Он восстановил все, кроме ног. Их поместил в лубки, говоря, что мне необходима передышка. Я слишком быстро бегаю. Разум не поспевает за скоростью, оттого совершает непростительные ошибки. Необходимо меня замедлить.

– Зачем? – спросила я, когда Ктуул выкатил инвалидное кресло на балкон, водружая на колени поднос с крепким чаем и тарелкой супа. – Ты можешь меня убить. Или выбросить, как мусор, ведь во мне нет ариуса. Я больше не ценный актив. Никто.

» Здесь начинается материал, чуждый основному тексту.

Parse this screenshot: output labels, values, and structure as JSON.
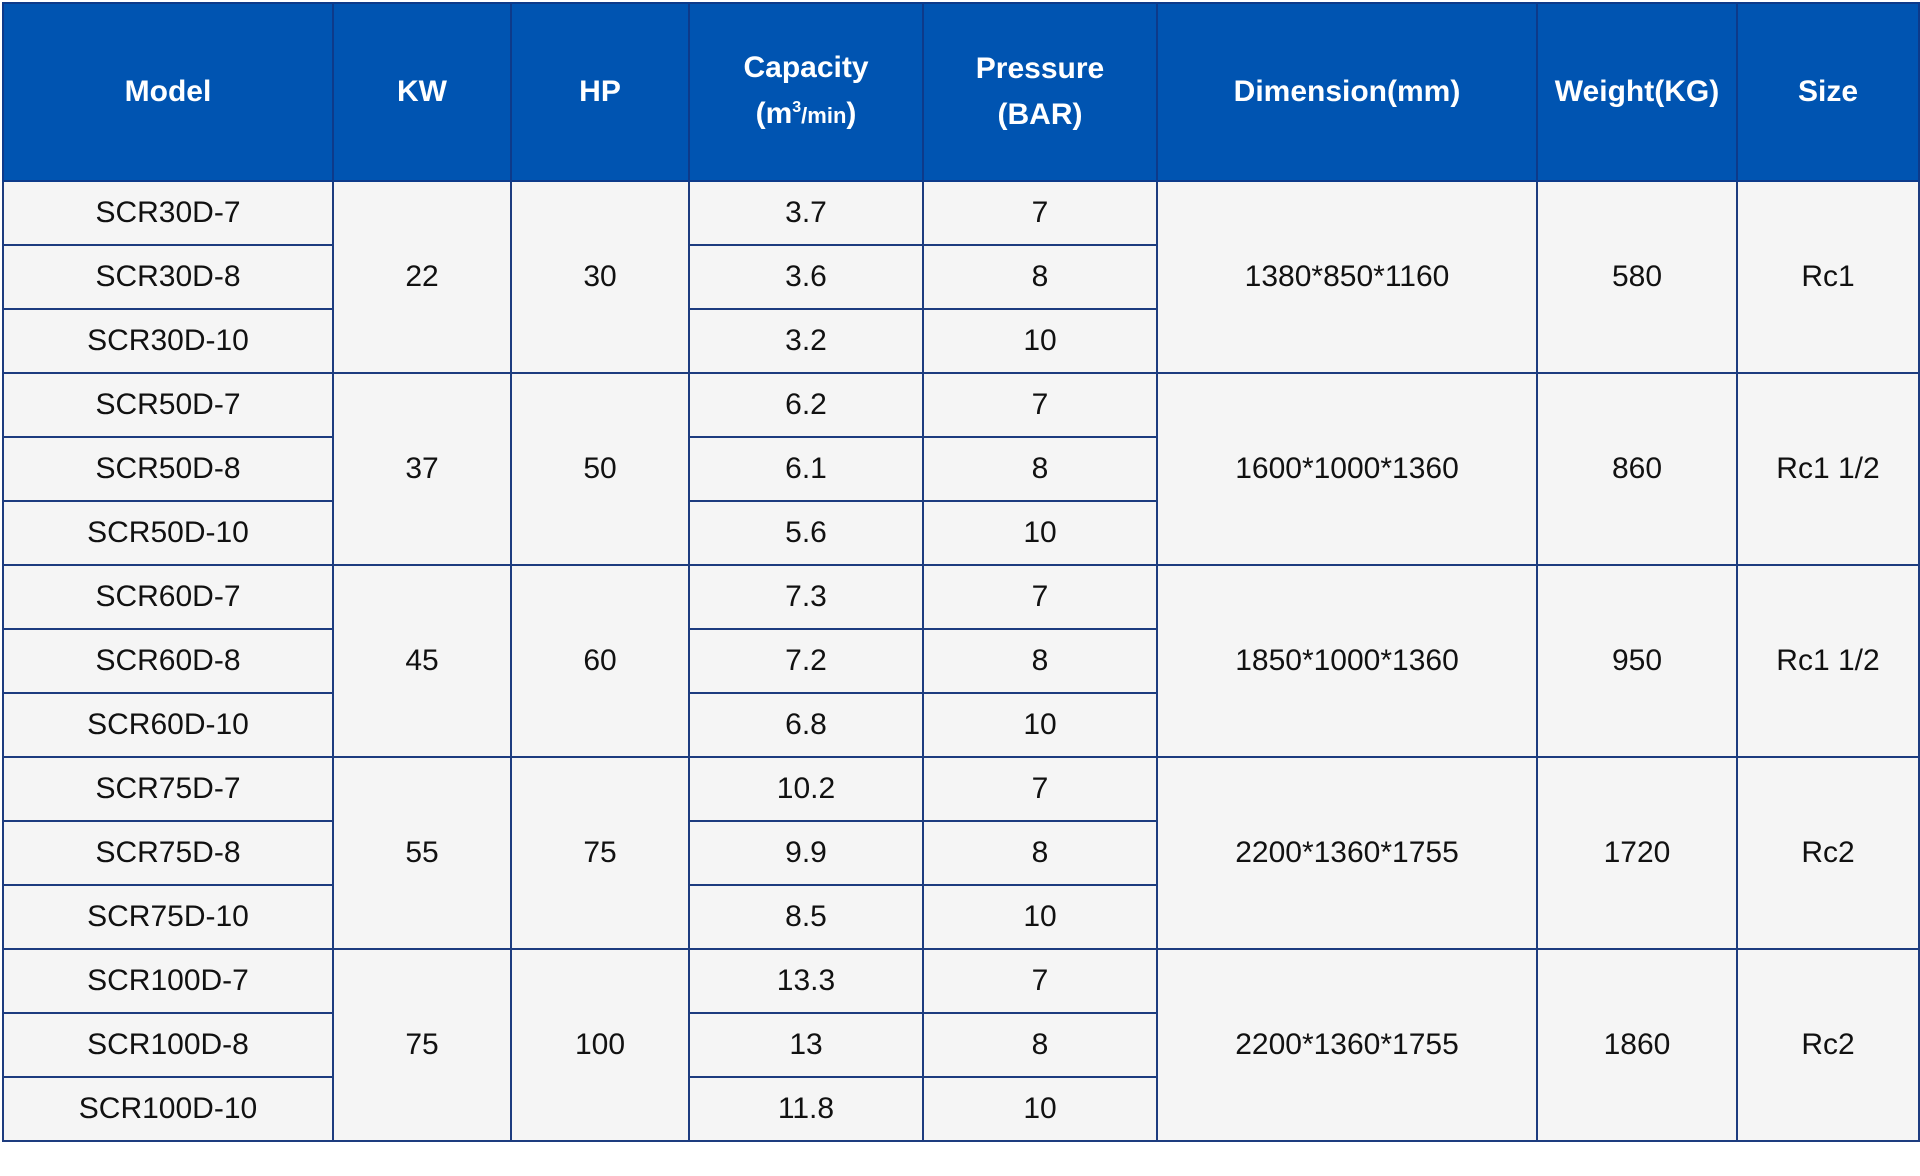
{
  "table": {
    "headers": {
      "model": "Model",
      "kw": "KW",
      "hp": "HP",
      "capacity_line1": "Capacity",
      "capacity_unit_open": "(m",
      "capacity_unit_sup": "3",
      "capacity_unit_min": "/min",
      "capacity_unit_close": ")",
      "pressure_line1": "Pressure",
      "pressure_line2": "(BAR)",
      "dimension": "Dimension(mm)",
      "weight": "Weight(KG)",
      "size": "Size"
    },
    "groups": [
      {
        "kw": "22",
        "hp": "30",
        "dimension": "1380*850*1160",
        "weight": "580",
        "size": "Rc1",
        "rows": [
          {
            "model": "SCR30D-7",
            "capacity": "3.7",
            "pressure": "7"
          },
          {
            "model": "SCR30D-8",
            "capacity": "3.6",
            "pressure": "8"
          },
          {
            "model": "SCR30D-10",
            "capacity": "3.2",
            "pressure": "10"
          }
        ]
      },
      {
        "kw": "37",
        "hp": "50",
        "dimension": "1600*1000*1360",
        "weight": "860",
        "size": "Rc1 1/2",
        "rows": [
          {
            "model": "SCR50D-7",
            "capacity": "6.2",
            "pressure": "7"
          },
          {
            "model": "SCR50D-8",
            "capacity": "6.1",
            "pressure": "8"
          },
          {
            "model": "SCR50D-10",
            "capacity": "5.6",
            "pressure": "10"
          }
        ]
      },
      {
        "kw": "45",
        "hp": "60",
        "dimension": "1850*1000*1360",
        "weight": "950",
        "size": "Rc1 1/2",
        "rows": [
          {
            "model": "SCR60D-7",
            "capacity": "7.3",
            "pressure": "7"
          },
          {
            "model": "SCR60D-8",
            "capacity": "7.2",
            "pressure": "8"
          },
          {
            "model": "SCR60D-10",
            "capacity": "6.8",
            "pressure": "10"
          }
        ]
      },
      {
        "kw": "55",
        "hp": "75",
        "dimension": "2200*1360*1755",
        "weight": "1720",
        "size": "Rc2",
        "rows": [
          {
            "model": "SCR75D-7",
            "capacity": "10.2",
            "pressure": "7"
          },
          {
            "model": "SCR75D-8",
            "capacity": "9.9",
            "pressure": "8"
          },
          {
            "model": "SCR75D-10",
            "capacity": "8.5",
            "pressure": "10"
          }
        ]
      },
      {
        "kw": "75",
        "hp": "100",
        "dimension": "2200*1360*1755",
        "weight": "1860",
        "size": "Rc2",
        "rows": [
          {
            "model": "SCR100D-7",
            "capacity": "13.3",
            "pressure": "7"
          },
          {
            "model": "SCR100D-8",
            "capacity": "13",
            "pressure": "8"
          },
          {
            "model": "SCR100D-10",
            "capacity": "11.8",
            "pressure": "10"
          }
        ]
      }
    ]
  }
}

Старый бог усаживается в сотканное из воздуха кресло, расправляя полы золотистого халата. Напротив нас медленно спускается за горизонт солнце, подсвечивая его фиолетовые волосы разноцветной радугой. Он безмятежен и доволен. Мягок и деликатен, будто час назад и не взрезал мой мозг, пытаясь отыскать в нем тонкие нити ариуса. Будто вся боль, застрявшая в моих костях, была не его рук делом, а кого-то другого. Но даже в этом безмятежном покое я вижу обжигающий, чуждый лед. Вижу равнодушный интерес ученого, спокойно взирающего на результат своих испытаний.